Having concluded its instructions for crafting the vessels of the Tabernacle, the Torah finally arrives at the construction of the Tabernacle itself.

“You shall make the planks for the Tabernacle”, commands God, “of acacia wood”.

The verse’s wording seems difficult to understand. Why would the Torah presuppose the existence of these planks, and jump to telling us to make “the planks for the Tabernacle” of acacia wood, before instructing us to make them altogether? Why not simply state, “and you shall make planks for the Tabernacle of acacia wood”, which would be the shorter and more direct way of conveying the intended command?

Adressing this difficulty, Rashi explains that indeed, the planks being referenced were already known to the Israelites, for their forefather Yaakov had specifically planted acacia trees hundreds of years earlier to be used in their construction.

Simply understood, Yaakov’s intent was to enable his descendants to carry out God’s instructions by ensuring the availability of acacia wood.

Yet, one must wonder: Was it really necessary to plant trees hundreds of years in advance, and have them dragged along into the wilderness, simply to facilitate the building of the Tabernacle with the proper variety of wood? Wouldn’t it have been far more prudent to simply buy the lumber from one of the surrounding nations when the time came, much like the Israelites bought other materials necessary for the construction, which were likewise unavailable in the wilderness? Did Yaakov truly have no other recourse but to plant trees centuries in advance?

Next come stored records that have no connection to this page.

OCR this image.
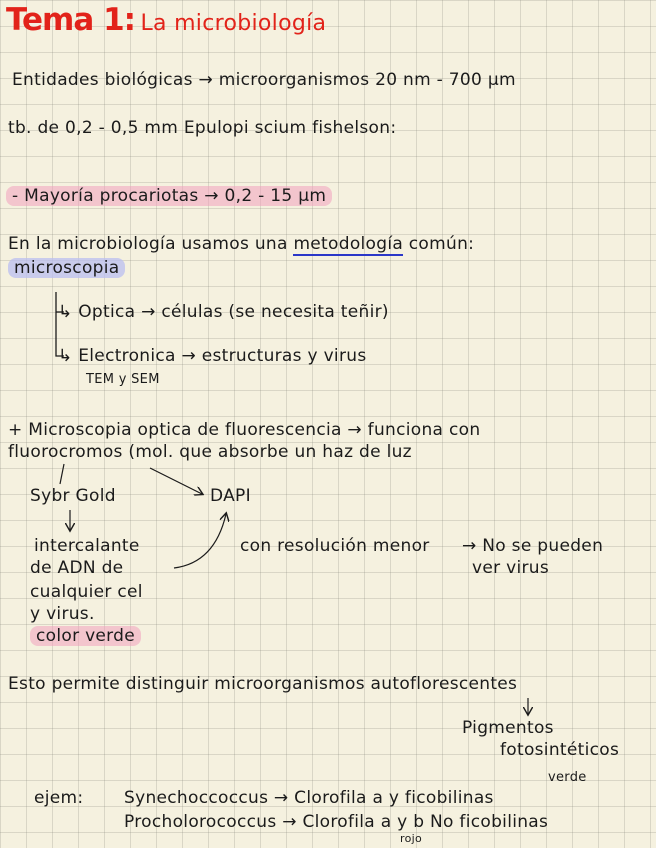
Tema 1: La microbiología
Entidades biológicas → microorganismos 20 nm - 700 μm
tb. de 0,2 - 0,5 mm Epulopi scium fishelson:
- Mayoría procariotas → 0,2 - 15 μm
En la microbiología usamos una metodología común:
microscopia
↳ Optica → células (se necesita teñir)
↳ Electronica → estructuras y virus
TEM y SEM
+ Microscopia optica de fluorescencia → funciona con
fluorocromos (mol. que absorbe un haz de luz
Sybr Gold	DAPI
intercalante
de ADN de
cualquier cel
y virus.
color verde
con resolución menor → No se pueden
ver virus
Esto permite distinguir microorganismos autoflorescentes
Pigmentos
fotosintéticos
verde
ejem: Synechoccoccus → Clorofila a y ficobilinas
Procholorococcus → Clorofila a y b No ficobilinas
rojo
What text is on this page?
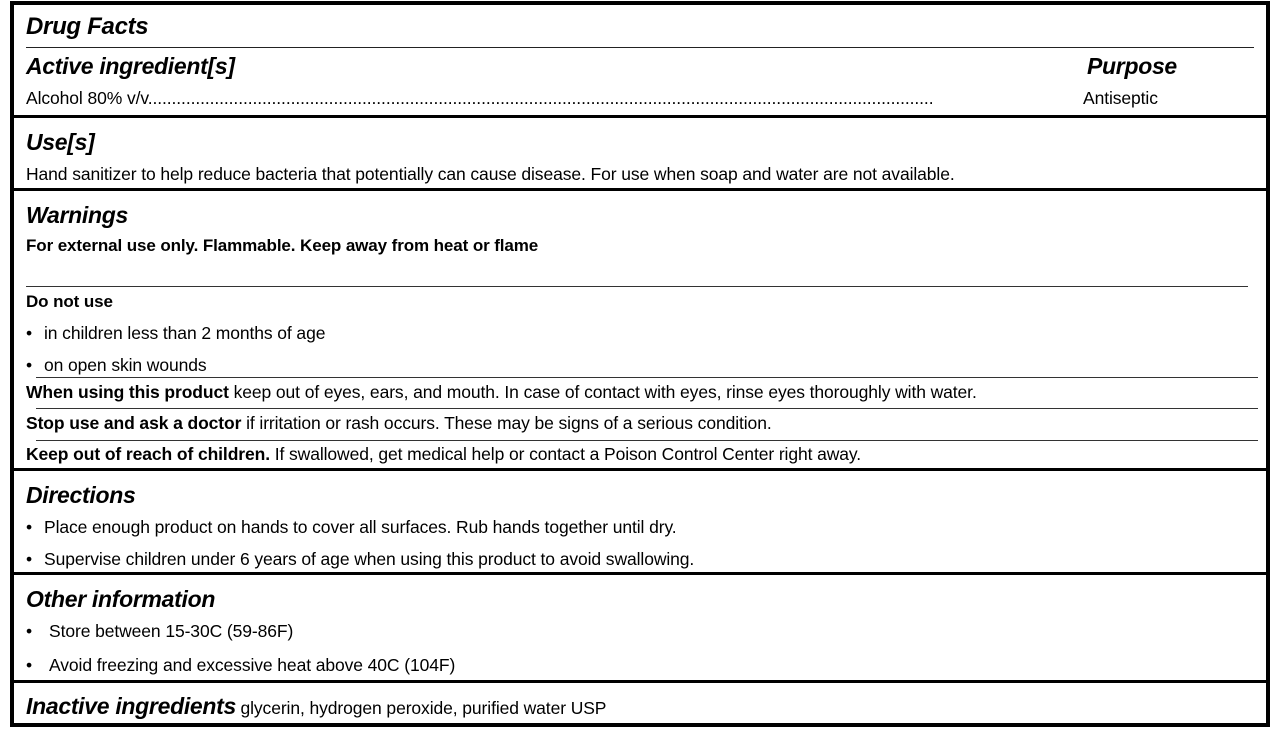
Drug Facts
Active ingredient[s]	Purpose
Alcohol 80% v/v.....................................................................................................................................................................	Antiseptic
Use[s]
Hand sanitizer to help reduce bacteria that potentially can cause disease. For use when soap and water are not available.
Warnings
For external use only. Flammable. Keep away from heat or flame
Do not use
• in children less than 2 months of age
• on open skin wounds
When using this product keep out of eyes, ears, and mouth. In case of contact with eyes, rinse eyes thoroughly with water.
Stop use and ask a doctor if irritation or rash occurs. These may be signs of a serious condition.
Keep out of reach of children. If swallowed, get medical help or contact a Poison Control Center right away.
Directions
• Place enough product on hands to cover all surfaces. Rub hands together until dry.
• Supervise children under 6 years of age when using this product to avoid swallowing.
Other information
• Store between 15-30C (59-86F)
• Avoid freezing and excessive heat above 40C (104F)
Inactive ingredients glycerin, hydrogen peroxide, purified water USP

Rashi’s rendering of the verse is likewise problematic. Presumably, the verse is now to be understood as follows:

“You shall make the [known Yaakovite] planks, of acacia wood, standing upright”.

But wasn’t it the acacia trees that were known, rather than the planks? If so, shouldn’t the verse have stated, “Make the [known] acacia wood, into planks”, rather than vice versa, even according to Rashi?

Apparently not. The acacia trees, it seems, were, even in their pre-plank state, known more as planks than as trees.

Yaakov, you see, planted the acacia trees with the intent of reminding his offspring of the existence of a Tabernacle, even before it physically came into being. The idea was to convey that a dwelling place for the Godly presence already existed within the collective Jewish heart, and that the Tabernacle would merely give physical expression to that pre-existing domain of Godliness. The Jewish nation was thus to be regarded as the ever-existing Tabernacle which had yet to manifest itself physically, and the acacia trees as planks of that ever-existing Tabernacle which had simply yet to assume their final form.

From the fact that Yaakov felt it necessary to perpetuate this idea of the Tabernacle merely manifesting that which already existed, it is apparent that were it not understood as such, the Tabernacle could never have materialized, even if all the necessary materials were somehow amassed. The Godly presence cannot be beckoned by a building, and it was only because it already existed in the Jewish heart, that it was then possible to transplant it into a building which would concretize it in tangible fashion. Indeed, as the Torah commands, the wood was to remain in the same upright position it had stood throughout the exile, even as it was reincarnated as a physical plank of the Tabernacle, representing the fact that the material Tabernacle of today was merely a manifestation of the intangible Tabernacle of time immemorial.

The lesson is clear. We often seek to create external circumstances through which to invite God into our lives. We shop around frantically for the tallis that will send us soaring, the song that will get us roaring, the Shabbos candlesticks that will set our heart afire, or the super-spiritual attire. Yet God cannot be lured to put in an appearance whenever we set up shop for a state visit. Only one who forever intuits God’s presence can hope to palpably feel it when it is then expressed in tangible form.

Our first concern must therefore be, not that the Godly presence find expression without, but that it truly reside within, because that which lies within, can yet be brought to the fore, but that which does not, cannot be bought at any store.